I bought my digital camera in 2001. One of its features was its massive storage capacity: a 340 MB hard-disk, in CF form-factor. (Man, that was a lot of storage then. And so tiny!) But progress marches on. Now my camera is old, slow, and I was wondering when I could afford to replace it.

Yesterday, I tried a regular CF card in it. Weow, it's like a whole new camera, so much faster.

Staples has a sale on CF cards. $30 gets you 1GB. That seems like progress to me.

--

[livejournal.com profile] emaki and I are in a hotel just next to McCormick Place. It's overlooking some odd looking statuary.

Blade Runner? )

Also, the
bedside table )
has both a Gideon Bible and The Teaching of Buddha. [ed: fixed titles]

Tomorrow: architecture tours.

Web 2.0

Tuesday, 20 June 2006 03:10 pm
da: (bit)
I'm going to Chicago for a perl conference that starts Monday. This is the most geekish group I am involved with. In addition to many other things about YAPC that I enjoy, I like the opportunity to learn what all the alpha-geeks are up to these days. The conference flavour is not particuarly higher-ed, corporate, or trade-show. It's more like a smallish con, or a swap-meet trading in programming ideas. I always learn something interesting, and often something I can take and use at work immediately. But a lot of it is just plain fun. (For example YAPC was my first exposure to massive numbers of laptops with wifi, in '01 or so.)

This year's mailing-list and wiki have been gearing up for a few weeks, and people are starting to make their plans for hacking sessions, being tourists in Chicago and so on. (I've made plans for a less herd-oriented tourist experience; [livejournal.com profile] emaki , another friend Arguile, and I will be touring in a small group on Saturday and Sunday).

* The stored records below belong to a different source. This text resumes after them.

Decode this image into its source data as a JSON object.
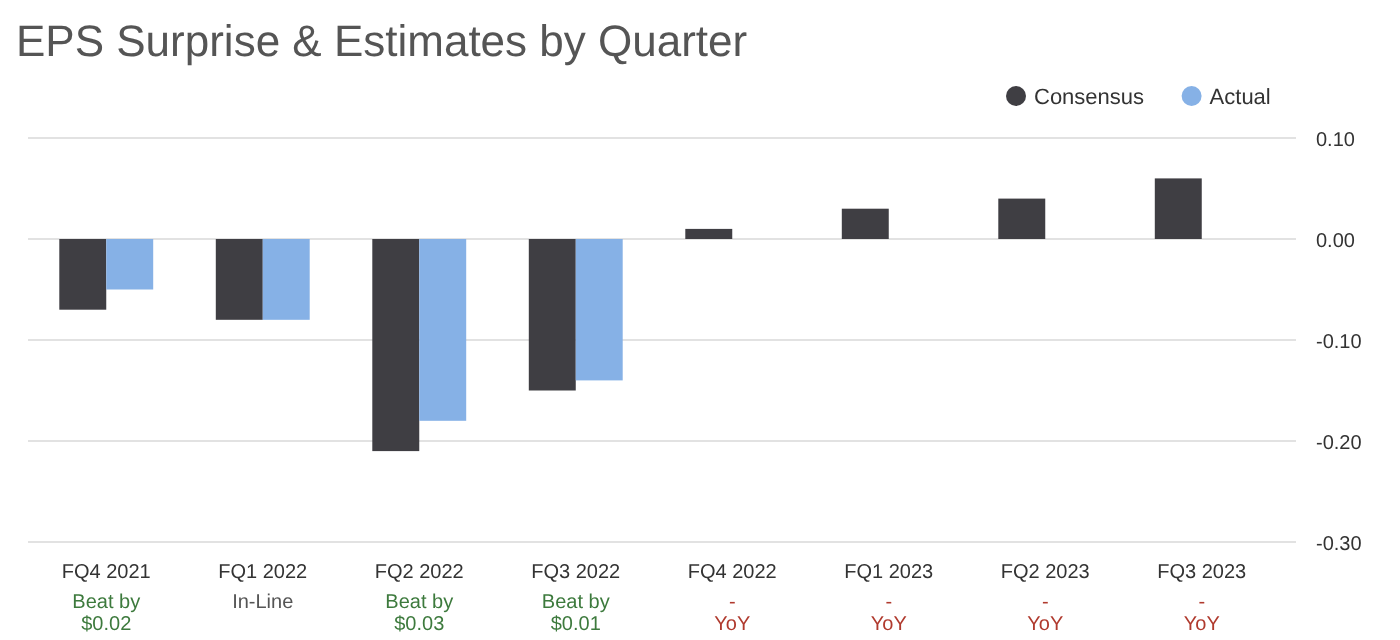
{
  "chart_data": {
    "type": "bar",
    "title": "EPS Surprise & Estimates by Quarter",
    "categories": [
      "FQ4 2021",
      "FQ1 2022",
      "FQ2 2022",
      "FQ3 2022",
      "FQ4 2022",
      "FQ1 2023",
      "FQ2 2023",
      "FQ3 2023"
    ],
    "series": [
      {
        "name": "Consensus",
        "color": "#3f3e43",
        "values": [
          -0.07,
          -0.08,
          -0.21,
          -0.15,
          0.01,
          0.03,
          0.04,
          0.06
        ]
      },
      {
        "name": "Actual",
        "color": "#86b1e6",
        "values": [
          -0.05,
          -0.08,
          -0.18,
          -0.14,
          null,
          null,
          null,
          null
        ]
      }
    ],
    "ylim": [
      -0.3,
      0.1
    ],
    "yticks": [
      {
        "value": 0.1,
        "label": "0.10"
      },
      {
        "value": 0,
        "label": "0.00"
      },
      {
        "value": -0.1,
        "label": "-0.10"
      },
      {
        "value": -0.2,
        "label": "-0.20"
      },
      {
        "value": -0.3,
        "label": "-0.30"
      }
    ],
    "grid": "y",
    "legend": "top right",
    "annotations": [
      "Beat by $0.02",
      "In-Line",
      "Beat by $0.03",
      "Beat by $0.01",
      "- YoY",
      "- YoY",
      "- YoY",
      "- YoY"
    ]
  }
}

The conference planners are taking advantage of the stuff that seems to be called "Web 2.0" these days, including social-networking services, AJAX (which is less server-intensive web tools built with javascript and xml), and "mashups" between web tools. This makes sense; the organizers this year include a number of bloggers, a podcaster, and a part-time magazine-publisher.

Yesterday, they announced the "official tag of YAPC". I initially scoffed, thinking it overkill. Then I thought about what it would be used for; del.icio.us bookmarks, flickr photos, perhaps technorati blog-searches, and google searches. So yes, it makes sense to standardize on a tag, and since most people will be bringing laptops, cameras, blogging, and maybe bookmarking whatever they discover at YAPC, it makes finding stuff in these web services much easier for those of us who come along a bit later.

This morning someone converted the official schedule to ical format, including abstracts. Someone else posted it to Google Calendar, which is pretty handy for me, though I'll probably use ical for the duration of the conference since there isn't a guarantee of network quality.

So what's the point? I suppose it all comes down to laziness. ;) And, hopefully, building on the work of others (and giving it out for others to do the same in an open-sourcy way).